Узкая полоска света в темноте кузова перемещалась с каждым поворотом грузовика. Тоцци смотрел, как она поднимается по руке Джины, затем ползет по ее телу, как орденская лента, от бедра к плечу, переходя на ящик с луком рядом с ее головой. Она беспокойно задвигалась, когда свет не сразу переместился с ее тела, но из-за наручников не могла спрятаться от него. Полоска света пересекла по диагонали ее волосы, и Тоцци не мог отвести взгляда от мягких каштановых прядей, поблескивающих в черной пустоте. При таком внимательном изучении волосы казались даже светлее, чем он запомнил, светло-каштановыми. Хорошо бы свет переместился на ее лицо, и он смог бы увидеть ее глаза и губы. Ему нужно видеть выражение ее лица, чтобы иметь хоть какое-то представление, о чем она думает. Он совершенно не понимал ее.
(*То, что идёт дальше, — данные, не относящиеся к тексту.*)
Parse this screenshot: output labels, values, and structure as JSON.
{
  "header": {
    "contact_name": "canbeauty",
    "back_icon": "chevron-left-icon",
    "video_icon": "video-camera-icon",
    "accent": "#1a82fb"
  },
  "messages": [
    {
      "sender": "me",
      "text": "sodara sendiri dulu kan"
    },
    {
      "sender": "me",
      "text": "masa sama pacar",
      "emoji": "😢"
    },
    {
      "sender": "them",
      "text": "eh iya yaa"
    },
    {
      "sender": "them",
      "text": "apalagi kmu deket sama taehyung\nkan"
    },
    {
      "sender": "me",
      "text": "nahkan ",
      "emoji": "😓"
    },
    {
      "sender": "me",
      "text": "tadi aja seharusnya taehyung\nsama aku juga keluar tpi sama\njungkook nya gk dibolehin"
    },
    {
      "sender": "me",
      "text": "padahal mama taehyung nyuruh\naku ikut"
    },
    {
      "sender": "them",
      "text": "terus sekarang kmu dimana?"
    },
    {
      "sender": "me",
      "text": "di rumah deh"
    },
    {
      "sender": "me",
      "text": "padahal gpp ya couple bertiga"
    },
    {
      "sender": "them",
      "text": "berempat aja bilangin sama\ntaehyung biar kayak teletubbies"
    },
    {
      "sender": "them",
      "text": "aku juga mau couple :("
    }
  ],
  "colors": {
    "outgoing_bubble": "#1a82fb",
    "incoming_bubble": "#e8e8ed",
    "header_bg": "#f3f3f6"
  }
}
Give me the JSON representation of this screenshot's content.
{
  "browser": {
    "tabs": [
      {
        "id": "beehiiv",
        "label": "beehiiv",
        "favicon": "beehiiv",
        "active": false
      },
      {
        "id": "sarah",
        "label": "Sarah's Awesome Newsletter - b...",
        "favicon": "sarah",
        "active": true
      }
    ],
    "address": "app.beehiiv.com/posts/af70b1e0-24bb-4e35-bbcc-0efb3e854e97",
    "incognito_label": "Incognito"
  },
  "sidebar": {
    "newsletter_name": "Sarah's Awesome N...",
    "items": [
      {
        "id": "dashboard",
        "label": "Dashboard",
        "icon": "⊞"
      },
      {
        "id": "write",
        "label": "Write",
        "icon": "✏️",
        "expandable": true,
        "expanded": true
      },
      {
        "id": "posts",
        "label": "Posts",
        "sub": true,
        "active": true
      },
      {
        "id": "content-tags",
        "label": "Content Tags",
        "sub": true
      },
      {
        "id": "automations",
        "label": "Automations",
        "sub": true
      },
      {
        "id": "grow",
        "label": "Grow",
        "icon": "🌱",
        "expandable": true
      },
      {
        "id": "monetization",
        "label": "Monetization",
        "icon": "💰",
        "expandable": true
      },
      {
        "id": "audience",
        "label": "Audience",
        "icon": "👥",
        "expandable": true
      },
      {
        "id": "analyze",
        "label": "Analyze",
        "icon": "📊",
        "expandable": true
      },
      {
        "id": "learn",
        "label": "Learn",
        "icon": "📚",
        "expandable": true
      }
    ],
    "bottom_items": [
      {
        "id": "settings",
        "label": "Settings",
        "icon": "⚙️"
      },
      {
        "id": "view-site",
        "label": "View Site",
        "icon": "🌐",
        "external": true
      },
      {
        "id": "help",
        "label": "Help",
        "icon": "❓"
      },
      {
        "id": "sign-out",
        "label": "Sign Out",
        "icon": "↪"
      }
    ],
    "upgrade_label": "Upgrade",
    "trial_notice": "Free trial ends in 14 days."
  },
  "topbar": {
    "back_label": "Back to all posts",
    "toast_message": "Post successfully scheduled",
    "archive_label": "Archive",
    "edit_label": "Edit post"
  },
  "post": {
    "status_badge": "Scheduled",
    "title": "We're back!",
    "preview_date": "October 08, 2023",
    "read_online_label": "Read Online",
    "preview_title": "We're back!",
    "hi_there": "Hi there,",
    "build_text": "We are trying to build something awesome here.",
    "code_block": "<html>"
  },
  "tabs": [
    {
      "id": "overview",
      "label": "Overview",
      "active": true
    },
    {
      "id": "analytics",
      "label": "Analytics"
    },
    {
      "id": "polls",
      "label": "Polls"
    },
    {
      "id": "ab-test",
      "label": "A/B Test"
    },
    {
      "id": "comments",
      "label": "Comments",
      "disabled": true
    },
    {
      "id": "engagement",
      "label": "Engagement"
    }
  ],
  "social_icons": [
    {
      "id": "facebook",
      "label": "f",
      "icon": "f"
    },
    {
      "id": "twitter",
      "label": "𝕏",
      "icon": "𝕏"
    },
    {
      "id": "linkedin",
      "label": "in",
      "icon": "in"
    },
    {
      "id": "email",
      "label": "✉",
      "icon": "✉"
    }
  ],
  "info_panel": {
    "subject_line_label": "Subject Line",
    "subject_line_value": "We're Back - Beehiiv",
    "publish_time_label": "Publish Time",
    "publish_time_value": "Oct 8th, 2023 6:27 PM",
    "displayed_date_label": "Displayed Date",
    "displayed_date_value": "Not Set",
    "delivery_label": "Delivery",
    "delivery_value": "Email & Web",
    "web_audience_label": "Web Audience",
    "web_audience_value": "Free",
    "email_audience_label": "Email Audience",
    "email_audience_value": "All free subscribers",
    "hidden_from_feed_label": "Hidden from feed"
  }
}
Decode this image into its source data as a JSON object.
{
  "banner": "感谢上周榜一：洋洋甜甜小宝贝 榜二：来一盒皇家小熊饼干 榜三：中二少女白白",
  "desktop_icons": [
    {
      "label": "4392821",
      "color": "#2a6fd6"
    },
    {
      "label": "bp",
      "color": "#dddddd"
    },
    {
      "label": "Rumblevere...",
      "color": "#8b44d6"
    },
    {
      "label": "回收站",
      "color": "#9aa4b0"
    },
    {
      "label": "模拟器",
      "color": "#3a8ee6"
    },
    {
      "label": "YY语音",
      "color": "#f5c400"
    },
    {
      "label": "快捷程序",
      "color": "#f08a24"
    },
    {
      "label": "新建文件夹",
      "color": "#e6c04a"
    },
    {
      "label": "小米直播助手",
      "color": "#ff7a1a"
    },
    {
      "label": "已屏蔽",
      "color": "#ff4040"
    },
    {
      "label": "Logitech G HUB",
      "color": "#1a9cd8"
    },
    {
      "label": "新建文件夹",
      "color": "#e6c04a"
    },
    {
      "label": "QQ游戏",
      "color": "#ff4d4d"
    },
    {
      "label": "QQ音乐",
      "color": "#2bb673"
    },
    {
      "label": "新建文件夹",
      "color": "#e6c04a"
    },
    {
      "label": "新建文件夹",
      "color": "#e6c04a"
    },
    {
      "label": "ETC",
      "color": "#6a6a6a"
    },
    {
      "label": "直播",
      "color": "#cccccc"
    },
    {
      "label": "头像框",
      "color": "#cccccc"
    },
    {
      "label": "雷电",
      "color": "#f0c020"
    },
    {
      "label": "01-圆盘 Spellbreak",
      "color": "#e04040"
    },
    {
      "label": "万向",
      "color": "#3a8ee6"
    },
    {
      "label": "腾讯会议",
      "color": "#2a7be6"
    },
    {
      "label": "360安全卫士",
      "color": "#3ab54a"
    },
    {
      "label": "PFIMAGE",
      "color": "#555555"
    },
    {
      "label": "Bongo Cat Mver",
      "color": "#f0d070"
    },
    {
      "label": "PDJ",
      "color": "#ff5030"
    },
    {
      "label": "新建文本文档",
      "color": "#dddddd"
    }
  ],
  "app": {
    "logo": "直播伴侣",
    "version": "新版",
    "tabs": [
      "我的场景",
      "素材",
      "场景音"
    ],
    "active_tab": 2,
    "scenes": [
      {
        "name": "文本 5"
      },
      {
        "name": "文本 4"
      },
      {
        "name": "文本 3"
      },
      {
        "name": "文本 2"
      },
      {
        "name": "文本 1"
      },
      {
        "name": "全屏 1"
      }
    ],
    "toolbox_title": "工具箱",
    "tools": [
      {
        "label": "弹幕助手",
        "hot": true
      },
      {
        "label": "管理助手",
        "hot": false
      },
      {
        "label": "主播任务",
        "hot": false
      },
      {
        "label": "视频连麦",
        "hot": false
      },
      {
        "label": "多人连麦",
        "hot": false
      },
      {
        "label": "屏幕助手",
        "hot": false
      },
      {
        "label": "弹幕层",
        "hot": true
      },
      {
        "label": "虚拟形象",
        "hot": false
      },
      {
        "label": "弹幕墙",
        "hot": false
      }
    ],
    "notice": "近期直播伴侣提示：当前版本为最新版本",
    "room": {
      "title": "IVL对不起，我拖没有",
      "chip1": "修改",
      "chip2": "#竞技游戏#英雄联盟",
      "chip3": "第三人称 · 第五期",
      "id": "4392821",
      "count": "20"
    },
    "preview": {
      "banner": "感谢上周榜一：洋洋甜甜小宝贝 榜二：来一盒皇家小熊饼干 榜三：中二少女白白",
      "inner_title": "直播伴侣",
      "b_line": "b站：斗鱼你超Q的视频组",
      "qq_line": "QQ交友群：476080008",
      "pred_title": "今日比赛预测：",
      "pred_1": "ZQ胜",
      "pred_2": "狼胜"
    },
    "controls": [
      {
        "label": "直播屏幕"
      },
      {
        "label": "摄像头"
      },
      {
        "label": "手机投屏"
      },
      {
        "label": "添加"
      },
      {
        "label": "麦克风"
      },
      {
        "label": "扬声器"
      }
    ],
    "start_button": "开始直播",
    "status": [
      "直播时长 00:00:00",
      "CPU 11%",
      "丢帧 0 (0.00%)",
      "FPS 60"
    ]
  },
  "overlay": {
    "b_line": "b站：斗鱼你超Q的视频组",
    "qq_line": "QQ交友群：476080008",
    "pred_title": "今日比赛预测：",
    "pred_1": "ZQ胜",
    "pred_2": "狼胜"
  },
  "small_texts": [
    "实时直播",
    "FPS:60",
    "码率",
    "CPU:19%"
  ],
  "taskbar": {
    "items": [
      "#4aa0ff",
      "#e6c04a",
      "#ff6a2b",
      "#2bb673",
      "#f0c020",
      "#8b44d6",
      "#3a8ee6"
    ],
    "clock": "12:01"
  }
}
Он не мог выбросить из памяти голос Беллза на ее автоответчике: «Джина, это я. Позвони мне».

Предполагалось, что она не имеет дел с гангстерами, даже не смотрит в сторону громил — дружков своего брата. Почему же Беллз звонил ей? Почему он так ревнует? Он что, исключение из ее правил? Почему?

И еще одна вещь. Почему она призналась Беллзу, что один раз переспала с Тоцци? Почему не послала его к черту, не сказала, чтобы не совал нос в ее дела? Почему чувствовала себя обязанной признаться ему?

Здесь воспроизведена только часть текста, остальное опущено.